Ce type de traitement offre des avantages additionnels pour les gens dont la vision est difficilement corrigée à l’aide de lunettes ou de lentilles de contact. Il peut même corriger des irrégularités de la vision résultant de chirurgies antérieures ou de blessures. Dans ces indications rares et particulières, l’utilisation des informations relatives au relief fin de la cornée peut également être utilisée pour établir un traitement laser personnalisé destiné à remodeler la cornée (traitement guidé par la topographie cornéenne).

Enfin, la correction des forts astigmatismes bénéfice de la technique de reconnaissance irienne, qui permet de réduire le risque de "désaxage" (appelé cyclotorsion) entre l'axe de l'astigmatisme et l’axe du traitement délivré lors de la chirurgie). Une cartographie de l'iris est effectuée lors de la consultation par un aberromètre . Cette carte est ensuite utilisée pour servir de repère pour le traitement laser (la photo de l'iris du patient est transmise au laser, et sert de repère pour la délivrance du traitement). Nous disposons même de la technologie de compensation active de la cyclotorsion pendant la séquence de tir du laser excimer (Active Compensation).

Retraitement chez des sujets opérés dans le passé.

La réapparition d’une myopie, d’un astigmatisme, ou encore d’une hypermétropie après chirurgie réfractive n’est pas une fatalité. Toutefois, d’anciennes techniques aujourd’hui abandonnées, comme la kératotomie radiaire, ont révélé une certaine instabilité de la réfraction postopératoire dans le temps. Technique populaire dans les années 80, la kératotomie radiaire consistait à effectuer des incisions cornéennes ("kérato-tomies") en étoile, ou encore « en rayons » (d’où la dénomination "radiaire"), qui partaient de la périphérie cornéenne et s’arrêtaient au niveau d’une zone cornéenne centrale.  La constatation d’une sur-correction progressive (hypermétropisation) n’est pas rare chez les patients opérés de myopie par kératotomie radiaire il y a quinze ou vingt ans. Elle est d’autant plus gênante qu’elle concerne des sujets aujourd’hui quadra ou quinquagénaires devenus presbytes. Dans la plupart des cas, une retouche au laser excimer est possible pour réduire le défaut réfractif.

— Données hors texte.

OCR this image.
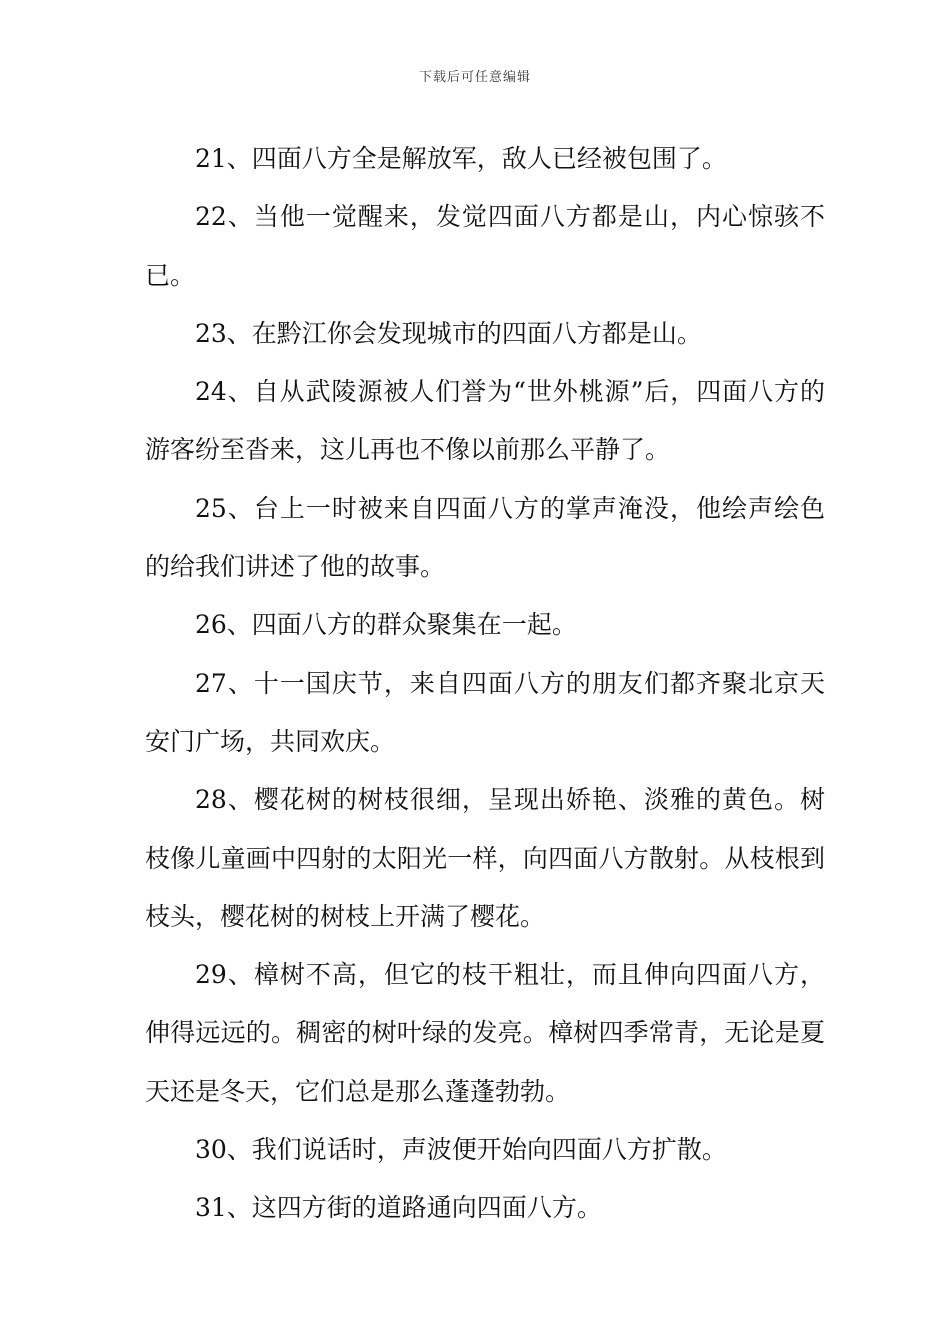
下载后可任意编辑

21、四面八方全是解放军，敌人已经被包围了。

22、当他一觉醒来，发觉四面八方都是山，内心惊骇不已。

23、在黔江你会发现城市的四面八方都是山。

24、自从武陵源被人们誉为“世外桃源”后，四面八方的游客纷至沓来，这儿再也不像以前那么平静了。

25、台上一时被来自四面八方的掌声淹没，他绘声绘色的给我们讲述了他的故事。

26、四面八方的群众聚集在一起。

27、十一国庆节，来自四面八方的朋友们都齐聚北京天安门广场，共同欢庆。

28、樱花树的树枝很细，呈现出娇艳、淡雅的黄色。树枝像儿童画中四射的太阳光一样，向四面八方散射。从枝根到枝头，樱花树的树枝上开满了樱花。

29、樟树不高，但它的枝干粗壮，而且伸向四面八方，伸得远远的。稠密的树叶绿的发亮。樟树四季常青，无论是夏天还是冬天，它们总是那么蓬蓬勃勃。

30、我们说话时，声波便开始向四面八方扩散。

31、这四方街的道路通向四面八方。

Toutes ces technologies sont disponibles à la Fondation Rohthschild  (laser femtoseconde IFS 60 et Wavelight FS 200, différents types de lasers excimer tels que le Technolas Z100, ablation laser personnalisées - ex : technologie Zyoptix, guidée par le front d'onde, topographie cornéenne de dépistage antérieure et postérieure, mesure de la résistance biomécanique de la cornée,  traitements guidés par la topographie cornéenne (topolink), etc...).